Swiatek inspiration, a combination of risk and control?
It probably comes back to the approach. When Swiatek is asked how she came to terms with becoming a much more risk-taking player, she immediately rests the backbone of her game, the one she refused to change and which is firmly embedded right down to those neurons. “I will always be the type of player who needs to feel in control. I don’t want to go for power at all costs, I want to remain a solid player. So even though I’m playing a lot faster now, I’m still a player who is based on solidity in the exchange. I’m always trying to keep that balance.
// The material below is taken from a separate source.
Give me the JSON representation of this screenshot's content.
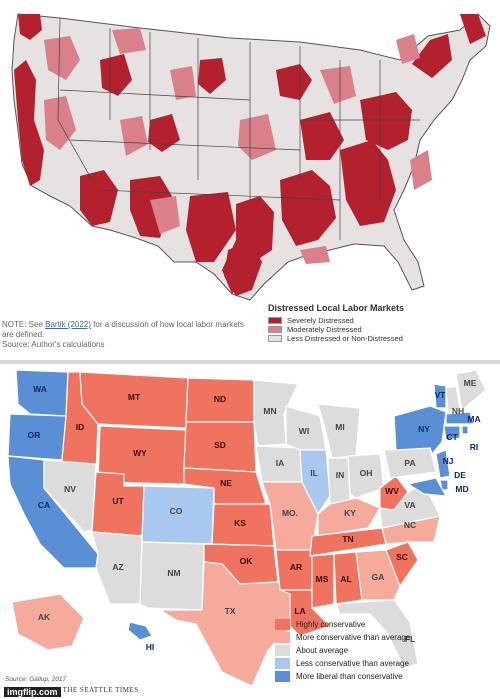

Swiatek actually chose…not to choose. The Pole and her team decided to take the best of both worlds. It was probably an easier choice for her, as the ultra-solid base of her game had been cemented. You can take risks on a game whose identity is sealed and whose volume is ultra complete. You can also come back to it on days when the risk derails, when ideas are not clear. Garcia, instead, is trying to do what no one has managed to accomplish in women’s Grand Slam tennis recently, not since Ostapenko at Roland-Garros in 2017, in the vein of a Petra Kvitova at Wimbledon: to turn her racquet into a torch to the trophy, without doubting, without backing down, trying everything and all the time, electrifying the crowds in the process. That is the nature of the feat required of Garcia and, if she succeeds just once, huge hats off to her.
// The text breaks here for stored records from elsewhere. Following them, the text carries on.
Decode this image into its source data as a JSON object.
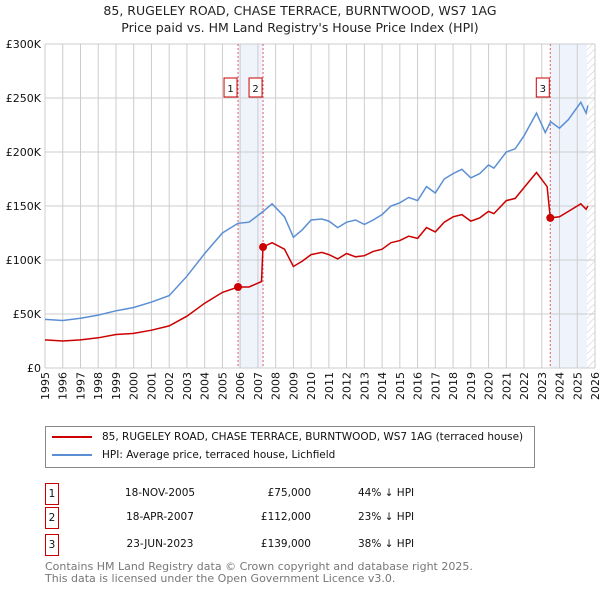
{
  "title_line1": "85, RUGELEY ROAD, CHASE TERRACE, BURNTWOOD, WS7 1AG",
  "title_line2": "Price paid vs. HM Land Registry's House Price Index (HPI)",
  "chart_data": {
    "type": "line",
    "title": "85, RUGELEY ROAD, CHASE TERRACE, BURNTWOOD, WS7 1AG — Price paid vs. HM Land Registry's House Price Index (HPI)",
    "xlim": [
      1995,
      2026
    ],
    "ylim": [
      0,
      300000
    ],
    "x_ticks": [
      "1995",
      "1996",
      "1997",
      "1998",
      "1999",
      "2000",
      "2001",
      "2002",
      "2003",
      "2004",
      "2005",
      "2006",
      "2007",
      "2008",
      "2009",
      "2010",
      "2011",
      "2012",
      "2013",
      "2014",
      "2015",
      "2016",
      "2017",
      "2018",
      "2019",
      "2020",
      "2021",
      "2022",
      "2023",
      "2024",
      "2025",
      "2026"
    ],
    "y_ticks": [
      {
        "v": 0,
        "label": "£0"
      },
      {
        "v": 50000,
        "label": "£50K"
      },
      {
        "v": 100000,
        "label": "£100K"
      },
      {
        "v": 150000,
        "label": "£150K"
      },
      {
        "v": 200000,
        "label": "£200K"
      },
      {
        "v": 250000,
        "label": "£250K"
      },
      {
        "v": 300000,
        "label": "£300K"
      }
    ],
    "grid": true,
    "series": [
      {
        "name": "85, RUGELEY ROAD, CHASE TERRACE, BURNTWOOD, WS7 1AG (terraced house)",
        "color": "#cc0000",
        "x": [
          1995,
          1996,
          1997,
          1998,
          1999,
          2000,
          2001,
          2002,
          2003,
          2004,
          2005,
          2005.88,
          2006.5,
          2007.2,
          2007.29,
          2007.8,
          2008.5,
          2009,
          2009.5,
          2010,
          2010.6,
          2011,
          2011.5,
          2012,
          2012.5,
          2013,
          2013.5,
          2014,
          2014.5,
          2015,
          2015.5,
          2016,
          2016.5,
          2017,
          2017.5,
          2018,
          2018.5,
          2019,
          2019.5,
          2020,
          2020.3,
          2021,
          2021.5,
          2022,
          2022.7,
          2023.3,
          2023.48,
          2024,
          2024.5,
          2025.2,
          2025.5,
          2025.6
        ],
        "values": [
          26000,
          25000,
          26000,
          28000,
          31000,
          32000,
          35000,
          39000,
          48000,
          60000,
          70000,
          75000,
          75000,
          80000,
          112000,
          116000,
          110000,
          94000,
          99000,
          105000,
          107000,
          105000,
          101000,
          106000,
          103000,
          104000,
          108000,
          110000,
          116000,
          118000,
          122000,
          120000,
          130000,
          126000,
          135000,
          140000,
          142000,
          136000,
          139000,
          145000,
          143000,
          155000,
          157000,
          167000,
          181000,
          168000,
          139000,
          140000,
          145000,
          152000,
          147000,
          150000
        ]
      },
      {
        "name": "HPI: Average price, terraced house, Lichfield",
        "color": "#5b8fd4",
        "x": [
          1995,
          1996,
          1997,
          1998,
          1999,
          2000,
          2001,
          2002,
          2003,
          2004,
          2005,
          2005.88,
          2006.5,
          2007.3,
          2007.8,
          2008.5,
          2009,
          2009.5,
          2010,
          2010.6,
          2011,
          2011.5,
          2012,
          2012.5,
          2013,
          2013.5,
          2014,
          2014.5,
          2015,
          2015.5,
          2016,
          2016.5,
          2017,
          2017.5,
          2018,
          2018.5,
          2019,
          2019.5,
          2020,
          2020.3,
          2021,
          2021.5,
          2022,
          2022.7,
          2023.2,
          2023.5,
          2024,
          2024.5,
          2025.2,
          2025.5,
          2025.6
        ],
        "values": [
          45000,
          44000,
          46000,
          49000,
          53000,
          56000,
          61000,
          67000,
          85000,
          106000,
          125000,
          134000,
          135000,
          145000,
          152000,
          140000,
          121000,
          128000,
          137000,
          138000,
          136000,
          130000,
          135000,
          137000,
          133000,
          137000,
          142000,
          150000,
          153000,
          158000,
          155000,
          168000,
          162000,
          175000,
          180000,
          184000,
          176000,
          180000,
          188000,
          185000,
          200000,
          203000,
          215000,
          236000,
          218000,
          228000,
          222000,
          230000,
          246000,
          236000,
          243000
        ]
      }
    ],
    "sales": [
      {
        "id": "1",
        "x": 2005.88,
        "value": 75000
      },
      {
        "id": "2",
        "x": 2007.29,
        "value": 112000
      },
      {
        "id": "3",
        "x": 2023.48,
        "value": 139000
      }
    ],
    "forecast_start": 2025.55,
    "legend_position": "below"
  },
  "legend": [
    {
      "label": "85, RUGELEY ROAD, CHASE TERRACE, BURNTWOOD, WS7 1AG (terraced house)",
      "color": "#cc0000"
    },
    {
      "label": "HPI: Average price, terraced house, Lichfield",
      "color": "#5b8fd4"
    }
  ],
  "transactions": [
    {
      "id": "1",
      "date": "18-NOV-2005",
      "price": "£75,000",
      "hpi": "44% ↓ HPI"
    },
    {
      "id": "2",
      "date": "18-APR-2007",
      "price": "£112,000",
      "hpi": "23% ↓ HPI"
    },
    {
      "id": "3",
      "date": "23-JUN-2023",
      "price": "£139,000",
      "hpi": "38% ↓ HPI"
    }
  ],
  "footer_line1": "Contains HM Land Registry data © Crown copyright and database right 2025.",
  "footer_line2": "This data is licensed under the Open Government Licence v3.0."
}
This requires a total absence of stress. It also implies a very particular definition of an aggressive game, which here becomes a game on the edge, which seeks to stun in a few shots, which seeks the lines, which smashes the angles. Garcia is not the kind of player who utilises another form of aggressive play, where it is the constancy of the aggression which suffocates the opponent and it is perhaps where her cursor could evolve in 2023. And consequently make it easier to live with pressure. An aggressive game, a game that puts pressure on, is not always a game that tries everything all the time, it is also a game that suffocates by the constancy of the pressure imposed. A game that blows the opponent away because the pressure never stops. Victoria Azarenka is no less aggressive than Iga Swiatek, but it is not the same aggression.
Aryna Sabalenka, who has spent years of Grand Slam heartbreak trying to do what Garcia is trying to do, finally put a little bit of control in her sea of risk. That’s when she calmed her nerves too. And so she won the Australian Open. Garcia is no less of a tennis player than Sabalenka, quite the contrary. The Frenchwoman has the game to go for the big titles, she knows it perfectly well and that is perhaps what is playing with her head once again in 2023. She wants to make this season HER season: that’s what’s at stake at the beginning of the year in the form of a launch pad. But Garcia cannot tame this game she has chosen, against all odds, without a cool head. This is the story of her career. This season she has to complete the damn puzzle again, but this time with a super glue finish.